Sabriya Fisher

Diana Chapman Walsh Assistant Professor of Cognitive and Linguistic Sciences

Research interests include sociolinguistics, language variation & change, varieties of English, and the language varieties of the African diaspora. 

My research is broadly focused on language variation and change, with a particular focus on varieties of English and the language varieties of the African Diaspora. My most recent work, funded by an NSF grant, examines syntactic change in the negation system of African American English in Philadelphia. Other projects I have worked on explore the perception and acquisition of sociolinguistic variation, changes in the sound system of Philadelphia English(es), and syntactic change in both general American English and French Guyanais Creole.

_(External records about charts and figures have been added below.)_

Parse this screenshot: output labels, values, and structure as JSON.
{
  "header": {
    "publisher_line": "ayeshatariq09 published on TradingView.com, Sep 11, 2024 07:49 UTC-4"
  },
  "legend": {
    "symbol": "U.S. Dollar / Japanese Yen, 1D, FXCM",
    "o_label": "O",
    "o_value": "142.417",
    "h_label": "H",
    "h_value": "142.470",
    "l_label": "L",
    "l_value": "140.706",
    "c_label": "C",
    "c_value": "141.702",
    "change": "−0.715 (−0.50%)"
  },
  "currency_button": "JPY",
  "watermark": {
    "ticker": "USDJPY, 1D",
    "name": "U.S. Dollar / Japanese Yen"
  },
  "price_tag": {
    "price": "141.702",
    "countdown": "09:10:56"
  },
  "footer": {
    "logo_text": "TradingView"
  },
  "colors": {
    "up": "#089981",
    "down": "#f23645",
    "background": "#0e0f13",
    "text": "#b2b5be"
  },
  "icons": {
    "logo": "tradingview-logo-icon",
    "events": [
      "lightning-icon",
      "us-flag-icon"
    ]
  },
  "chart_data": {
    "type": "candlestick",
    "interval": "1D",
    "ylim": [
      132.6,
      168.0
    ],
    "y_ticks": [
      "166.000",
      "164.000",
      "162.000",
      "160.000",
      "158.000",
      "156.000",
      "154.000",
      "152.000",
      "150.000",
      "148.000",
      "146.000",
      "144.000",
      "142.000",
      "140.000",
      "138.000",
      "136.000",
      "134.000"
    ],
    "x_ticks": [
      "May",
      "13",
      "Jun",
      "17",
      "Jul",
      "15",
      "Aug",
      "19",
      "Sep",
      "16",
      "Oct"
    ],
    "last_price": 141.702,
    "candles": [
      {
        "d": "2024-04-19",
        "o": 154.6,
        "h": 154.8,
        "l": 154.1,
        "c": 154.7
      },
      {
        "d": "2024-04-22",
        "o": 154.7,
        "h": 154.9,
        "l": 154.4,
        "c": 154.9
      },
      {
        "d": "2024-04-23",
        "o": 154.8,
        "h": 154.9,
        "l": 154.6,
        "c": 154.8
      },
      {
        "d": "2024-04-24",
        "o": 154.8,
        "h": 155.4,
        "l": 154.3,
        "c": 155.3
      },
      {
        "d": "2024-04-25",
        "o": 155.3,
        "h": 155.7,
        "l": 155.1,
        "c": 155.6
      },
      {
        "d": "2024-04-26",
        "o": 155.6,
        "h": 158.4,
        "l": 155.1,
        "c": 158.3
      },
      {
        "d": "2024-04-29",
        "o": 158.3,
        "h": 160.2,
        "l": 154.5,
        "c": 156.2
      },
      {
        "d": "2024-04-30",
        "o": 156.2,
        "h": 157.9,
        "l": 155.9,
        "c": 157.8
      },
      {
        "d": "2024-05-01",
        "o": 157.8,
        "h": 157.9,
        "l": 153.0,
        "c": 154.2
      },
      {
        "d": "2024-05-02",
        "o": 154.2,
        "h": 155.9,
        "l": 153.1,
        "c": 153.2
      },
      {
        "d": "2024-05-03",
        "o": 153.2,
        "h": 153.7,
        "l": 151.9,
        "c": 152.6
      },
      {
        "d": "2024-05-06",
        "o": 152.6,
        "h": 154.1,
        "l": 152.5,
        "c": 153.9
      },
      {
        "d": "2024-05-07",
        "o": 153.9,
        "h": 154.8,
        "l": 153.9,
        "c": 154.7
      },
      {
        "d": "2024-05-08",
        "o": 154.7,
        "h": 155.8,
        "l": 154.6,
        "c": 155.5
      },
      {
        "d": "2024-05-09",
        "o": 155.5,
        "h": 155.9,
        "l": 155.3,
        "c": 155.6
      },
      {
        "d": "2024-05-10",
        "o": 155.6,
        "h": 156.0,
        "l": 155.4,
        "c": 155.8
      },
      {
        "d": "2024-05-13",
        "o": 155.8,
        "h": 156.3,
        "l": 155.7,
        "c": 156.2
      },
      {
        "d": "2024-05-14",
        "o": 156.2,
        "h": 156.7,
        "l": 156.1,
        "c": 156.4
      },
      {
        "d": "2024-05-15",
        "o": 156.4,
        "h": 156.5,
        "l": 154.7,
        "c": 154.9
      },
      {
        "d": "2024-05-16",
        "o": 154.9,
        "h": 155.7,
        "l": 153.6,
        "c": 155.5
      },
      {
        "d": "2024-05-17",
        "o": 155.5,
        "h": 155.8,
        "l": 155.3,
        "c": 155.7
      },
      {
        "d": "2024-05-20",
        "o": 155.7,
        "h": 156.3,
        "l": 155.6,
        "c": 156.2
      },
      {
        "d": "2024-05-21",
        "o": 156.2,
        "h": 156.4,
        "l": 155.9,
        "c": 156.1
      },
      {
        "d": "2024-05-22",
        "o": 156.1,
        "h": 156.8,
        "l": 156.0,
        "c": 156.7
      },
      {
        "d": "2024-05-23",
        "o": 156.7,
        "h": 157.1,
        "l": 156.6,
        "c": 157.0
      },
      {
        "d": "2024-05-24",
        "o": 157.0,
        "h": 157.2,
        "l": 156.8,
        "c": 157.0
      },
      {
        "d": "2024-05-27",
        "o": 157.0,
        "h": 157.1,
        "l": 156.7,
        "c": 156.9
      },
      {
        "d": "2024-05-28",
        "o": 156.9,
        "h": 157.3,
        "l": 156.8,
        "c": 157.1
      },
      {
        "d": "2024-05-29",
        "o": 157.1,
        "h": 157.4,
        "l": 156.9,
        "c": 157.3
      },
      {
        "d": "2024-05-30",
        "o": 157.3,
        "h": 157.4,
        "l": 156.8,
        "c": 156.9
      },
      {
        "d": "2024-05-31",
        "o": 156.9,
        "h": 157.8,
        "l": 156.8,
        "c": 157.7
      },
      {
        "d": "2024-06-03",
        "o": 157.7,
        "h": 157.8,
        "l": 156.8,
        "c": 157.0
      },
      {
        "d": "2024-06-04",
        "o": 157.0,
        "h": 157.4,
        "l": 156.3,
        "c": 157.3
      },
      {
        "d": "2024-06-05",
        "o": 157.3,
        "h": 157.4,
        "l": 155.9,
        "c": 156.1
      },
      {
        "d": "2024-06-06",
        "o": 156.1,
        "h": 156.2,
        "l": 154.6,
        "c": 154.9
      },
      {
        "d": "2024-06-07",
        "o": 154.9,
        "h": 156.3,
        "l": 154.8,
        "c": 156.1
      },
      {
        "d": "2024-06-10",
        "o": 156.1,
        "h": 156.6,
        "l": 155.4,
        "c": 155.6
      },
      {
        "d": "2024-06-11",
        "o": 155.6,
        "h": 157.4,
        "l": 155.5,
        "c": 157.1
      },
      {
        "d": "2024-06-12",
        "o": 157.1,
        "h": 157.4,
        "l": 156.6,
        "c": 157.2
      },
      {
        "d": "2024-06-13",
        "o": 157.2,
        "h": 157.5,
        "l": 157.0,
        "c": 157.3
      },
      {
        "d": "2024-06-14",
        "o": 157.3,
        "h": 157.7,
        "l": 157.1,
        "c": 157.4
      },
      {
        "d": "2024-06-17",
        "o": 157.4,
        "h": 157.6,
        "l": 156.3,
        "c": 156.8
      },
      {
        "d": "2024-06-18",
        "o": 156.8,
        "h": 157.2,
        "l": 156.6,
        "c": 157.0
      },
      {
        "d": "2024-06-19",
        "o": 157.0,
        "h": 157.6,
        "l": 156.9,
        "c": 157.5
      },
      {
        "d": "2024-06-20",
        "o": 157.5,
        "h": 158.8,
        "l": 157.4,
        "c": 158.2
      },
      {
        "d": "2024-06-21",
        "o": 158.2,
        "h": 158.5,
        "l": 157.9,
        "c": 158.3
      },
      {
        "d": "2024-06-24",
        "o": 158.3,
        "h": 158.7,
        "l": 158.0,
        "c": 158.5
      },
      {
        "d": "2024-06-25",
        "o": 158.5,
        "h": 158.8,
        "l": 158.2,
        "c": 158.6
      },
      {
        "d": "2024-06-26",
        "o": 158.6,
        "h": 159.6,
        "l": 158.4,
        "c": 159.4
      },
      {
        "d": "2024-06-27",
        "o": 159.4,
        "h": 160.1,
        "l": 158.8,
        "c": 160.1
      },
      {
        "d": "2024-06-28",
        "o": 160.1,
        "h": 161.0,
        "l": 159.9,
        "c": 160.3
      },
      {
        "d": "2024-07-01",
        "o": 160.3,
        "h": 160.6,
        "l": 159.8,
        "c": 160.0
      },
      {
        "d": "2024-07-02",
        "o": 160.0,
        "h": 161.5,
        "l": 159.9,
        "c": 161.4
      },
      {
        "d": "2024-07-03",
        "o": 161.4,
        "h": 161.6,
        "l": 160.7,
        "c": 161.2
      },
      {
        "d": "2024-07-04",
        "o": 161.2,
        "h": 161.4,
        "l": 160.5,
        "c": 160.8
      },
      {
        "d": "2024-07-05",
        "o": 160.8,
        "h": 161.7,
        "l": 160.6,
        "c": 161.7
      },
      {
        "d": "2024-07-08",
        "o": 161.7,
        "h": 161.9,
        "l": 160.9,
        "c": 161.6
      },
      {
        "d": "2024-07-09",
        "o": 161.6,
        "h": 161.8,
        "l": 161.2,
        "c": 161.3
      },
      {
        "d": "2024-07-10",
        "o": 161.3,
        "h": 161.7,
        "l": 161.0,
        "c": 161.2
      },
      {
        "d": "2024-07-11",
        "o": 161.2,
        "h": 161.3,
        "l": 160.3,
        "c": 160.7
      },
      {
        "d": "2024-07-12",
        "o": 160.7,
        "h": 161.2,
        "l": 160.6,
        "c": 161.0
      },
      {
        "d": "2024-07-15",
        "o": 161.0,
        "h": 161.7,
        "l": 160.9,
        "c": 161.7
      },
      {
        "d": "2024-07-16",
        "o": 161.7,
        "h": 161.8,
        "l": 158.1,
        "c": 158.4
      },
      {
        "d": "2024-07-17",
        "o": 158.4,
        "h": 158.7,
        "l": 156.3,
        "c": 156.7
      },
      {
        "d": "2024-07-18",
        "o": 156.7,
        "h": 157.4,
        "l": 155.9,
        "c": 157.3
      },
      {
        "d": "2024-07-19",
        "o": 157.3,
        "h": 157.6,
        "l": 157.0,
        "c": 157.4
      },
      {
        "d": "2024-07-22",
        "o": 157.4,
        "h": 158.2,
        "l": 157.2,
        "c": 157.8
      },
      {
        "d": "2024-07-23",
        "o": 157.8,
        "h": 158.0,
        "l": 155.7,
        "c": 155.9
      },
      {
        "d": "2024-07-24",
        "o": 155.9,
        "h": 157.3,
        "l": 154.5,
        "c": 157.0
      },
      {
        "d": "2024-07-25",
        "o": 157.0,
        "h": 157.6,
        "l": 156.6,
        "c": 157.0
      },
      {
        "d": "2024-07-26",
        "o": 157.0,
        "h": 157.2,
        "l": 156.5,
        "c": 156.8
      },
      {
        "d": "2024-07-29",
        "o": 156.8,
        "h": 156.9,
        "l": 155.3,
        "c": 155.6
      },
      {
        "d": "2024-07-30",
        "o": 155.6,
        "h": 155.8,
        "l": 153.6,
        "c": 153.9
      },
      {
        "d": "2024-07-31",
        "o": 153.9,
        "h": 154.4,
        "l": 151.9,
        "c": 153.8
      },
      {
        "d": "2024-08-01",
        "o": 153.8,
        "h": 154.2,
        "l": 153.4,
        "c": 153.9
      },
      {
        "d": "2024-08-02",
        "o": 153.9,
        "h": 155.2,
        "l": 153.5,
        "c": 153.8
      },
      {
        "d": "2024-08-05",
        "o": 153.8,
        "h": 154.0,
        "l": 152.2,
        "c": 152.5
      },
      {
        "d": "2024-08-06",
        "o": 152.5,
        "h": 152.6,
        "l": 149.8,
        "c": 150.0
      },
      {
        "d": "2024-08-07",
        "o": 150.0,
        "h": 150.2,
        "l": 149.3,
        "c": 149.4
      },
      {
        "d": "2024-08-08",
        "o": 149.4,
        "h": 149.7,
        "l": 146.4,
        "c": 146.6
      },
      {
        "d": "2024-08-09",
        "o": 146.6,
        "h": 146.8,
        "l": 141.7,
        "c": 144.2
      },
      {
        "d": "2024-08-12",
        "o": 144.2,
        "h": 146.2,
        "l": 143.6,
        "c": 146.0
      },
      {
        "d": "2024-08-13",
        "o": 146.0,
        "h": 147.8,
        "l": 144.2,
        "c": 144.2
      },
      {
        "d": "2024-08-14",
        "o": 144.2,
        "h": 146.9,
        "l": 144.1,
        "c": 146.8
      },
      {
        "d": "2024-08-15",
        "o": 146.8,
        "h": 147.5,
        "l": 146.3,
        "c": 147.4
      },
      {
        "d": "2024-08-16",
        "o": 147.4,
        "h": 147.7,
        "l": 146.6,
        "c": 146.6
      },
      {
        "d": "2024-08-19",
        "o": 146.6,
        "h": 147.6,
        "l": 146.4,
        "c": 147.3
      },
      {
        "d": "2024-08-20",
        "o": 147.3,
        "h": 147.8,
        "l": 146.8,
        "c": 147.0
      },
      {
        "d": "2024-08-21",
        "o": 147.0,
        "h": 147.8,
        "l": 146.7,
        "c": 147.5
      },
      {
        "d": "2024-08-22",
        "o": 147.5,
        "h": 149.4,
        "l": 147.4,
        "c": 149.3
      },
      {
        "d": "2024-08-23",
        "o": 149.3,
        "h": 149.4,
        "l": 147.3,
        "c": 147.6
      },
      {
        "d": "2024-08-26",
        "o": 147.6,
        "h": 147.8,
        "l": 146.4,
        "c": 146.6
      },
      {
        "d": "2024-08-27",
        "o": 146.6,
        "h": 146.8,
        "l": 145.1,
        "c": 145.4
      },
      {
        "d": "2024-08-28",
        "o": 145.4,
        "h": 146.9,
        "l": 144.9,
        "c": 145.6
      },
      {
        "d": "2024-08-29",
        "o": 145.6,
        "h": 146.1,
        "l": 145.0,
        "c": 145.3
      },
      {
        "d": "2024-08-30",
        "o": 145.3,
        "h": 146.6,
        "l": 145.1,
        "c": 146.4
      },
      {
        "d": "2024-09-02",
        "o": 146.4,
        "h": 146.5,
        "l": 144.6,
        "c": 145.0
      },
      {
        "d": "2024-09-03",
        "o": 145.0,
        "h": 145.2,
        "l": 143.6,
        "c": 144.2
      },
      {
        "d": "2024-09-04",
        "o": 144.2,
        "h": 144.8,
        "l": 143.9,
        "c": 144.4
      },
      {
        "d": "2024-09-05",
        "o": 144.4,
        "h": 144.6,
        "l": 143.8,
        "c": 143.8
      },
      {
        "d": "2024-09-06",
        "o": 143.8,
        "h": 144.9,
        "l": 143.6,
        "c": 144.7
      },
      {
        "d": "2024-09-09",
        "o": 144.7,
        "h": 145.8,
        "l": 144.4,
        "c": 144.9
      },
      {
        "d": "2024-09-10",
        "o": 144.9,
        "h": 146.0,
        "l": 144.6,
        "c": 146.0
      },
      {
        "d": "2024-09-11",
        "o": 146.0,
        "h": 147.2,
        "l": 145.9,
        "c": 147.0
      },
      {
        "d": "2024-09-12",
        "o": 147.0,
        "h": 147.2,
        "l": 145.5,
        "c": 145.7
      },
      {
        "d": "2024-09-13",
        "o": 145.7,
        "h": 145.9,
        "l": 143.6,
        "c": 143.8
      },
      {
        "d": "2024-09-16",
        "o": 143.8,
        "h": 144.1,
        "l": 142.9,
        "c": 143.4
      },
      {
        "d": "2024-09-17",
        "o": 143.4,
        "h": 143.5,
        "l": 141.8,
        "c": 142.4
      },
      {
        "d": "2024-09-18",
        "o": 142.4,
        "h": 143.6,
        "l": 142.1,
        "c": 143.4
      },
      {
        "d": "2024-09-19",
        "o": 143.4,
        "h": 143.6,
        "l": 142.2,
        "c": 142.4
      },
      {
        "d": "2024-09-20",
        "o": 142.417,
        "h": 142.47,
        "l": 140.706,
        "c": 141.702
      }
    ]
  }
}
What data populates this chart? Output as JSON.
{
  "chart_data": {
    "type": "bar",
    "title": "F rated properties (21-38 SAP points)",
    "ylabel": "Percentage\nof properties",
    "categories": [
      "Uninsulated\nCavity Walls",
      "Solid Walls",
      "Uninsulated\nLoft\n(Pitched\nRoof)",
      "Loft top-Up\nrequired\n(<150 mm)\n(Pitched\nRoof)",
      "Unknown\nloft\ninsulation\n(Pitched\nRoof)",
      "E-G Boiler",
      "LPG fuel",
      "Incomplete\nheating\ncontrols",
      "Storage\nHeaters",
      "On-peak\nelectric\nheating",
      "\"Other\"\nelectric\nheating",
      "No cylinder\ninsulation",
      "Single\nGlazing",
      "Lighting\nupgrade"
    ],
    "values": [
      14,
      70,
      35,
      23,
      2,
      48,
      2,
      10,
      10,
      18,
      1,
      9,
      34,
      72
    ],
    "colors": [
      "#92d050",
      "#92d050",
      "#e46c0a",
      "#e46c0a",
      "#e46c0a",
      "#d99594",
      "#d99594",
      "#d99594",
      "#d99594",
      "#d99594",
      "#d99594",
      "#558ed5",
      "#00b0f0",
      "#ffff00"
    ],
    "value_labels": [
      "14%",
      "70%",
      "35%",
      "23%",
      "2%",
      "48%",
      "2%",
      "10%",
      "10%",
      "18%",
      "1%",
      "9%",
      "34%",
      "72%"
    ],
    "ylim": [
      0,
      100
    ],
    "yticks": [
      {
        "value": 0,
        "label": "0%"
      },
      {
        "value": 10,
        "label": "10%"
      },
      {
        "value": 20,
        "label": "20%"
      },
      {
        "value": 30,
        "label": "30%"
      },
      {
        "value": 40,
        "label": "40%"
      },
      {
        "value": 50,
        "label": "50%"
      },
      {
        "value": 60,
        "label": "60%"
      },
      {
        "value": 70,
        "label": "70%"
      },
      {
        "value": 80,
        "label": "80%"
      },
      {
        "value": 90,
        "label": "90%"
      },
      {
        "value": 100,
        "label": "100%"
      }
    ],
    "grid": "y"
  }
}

I use a variety of methodological tools to study linguistic phenomena, including traditional sociolinguistic fieldwork, corpus linguistics, and experimental methods. I’m currently in the process of setting up a Sociolinguistics Lab at Wellesley. The Lab will offer the opportunity to mentor students in sociolinguistic research.

At the introductory/intermediate level, I teach Introduction to Linguistics (Ling 114), Sociolinguistics (Ling 238), and Language: Form and Meaning (Ling 244). At the advanced level, I teach a seminar on African American English (Ling 338). This course explores the linguistic features, history, and current social context of the second most spoken variety of English in the U.S. As a new faculty member, I look forward to developing courses at Wellesley that will explore the intersection of language and society, how language varies, and how it changes over time.

My professional interests include promoting diversity and inclusion in the field of linguistics. In turn, I use linguistic research to promote an appreciation for linguistic diversity and the inclusion of marginalized speech communities within the discipline. I’m an active member of the Linguistic Society of America. In the past, I have participated in the Society for Pidgin and Creole Linguistics and the Caribbean Society for Linguistics.

Outside of linguistics, I enjoy running, listening to and playing music, travelling, cooking (eating more so), learning how to make wine, and spending time laughing with friends and family.


  • B.A., Binghamton University
  • M.S., University of Lyon
  • Ph.D., University of Pennsylvania

Current and upcoming courses

  • Designed to familiarize students with some of the essential concepts of linguistic analysis. Suitable problem sets in English and in other languages will provide opportunities to study the basic systems of language organization-phonology, morphology, syntax, and semantics. Additional topics include introductions to language organization in the brain, child language acquisition, language change, and language in society.
  • This course will consider some basic questions about language: What do we actually know when we know a language? How is the structure of language best described? Are there properties which all languages share, and what do those properties tell us about language itself? We will look at specific problems in morphology, syntax, and semantics, and the strengths and weaknesses of different linguistic theories will be considered. While many of the problems considered in this class will involve English, we will also be looking at other languages, both European and non-European.
  • The application of linguistics to the analysis of sociocultural variation in language. We will examine the way information about age, gender, social class, region, and ethnicity is conveyed by variations in the structural and semantic organization of language. We will also examine language attitude and language planning in multilingual societies.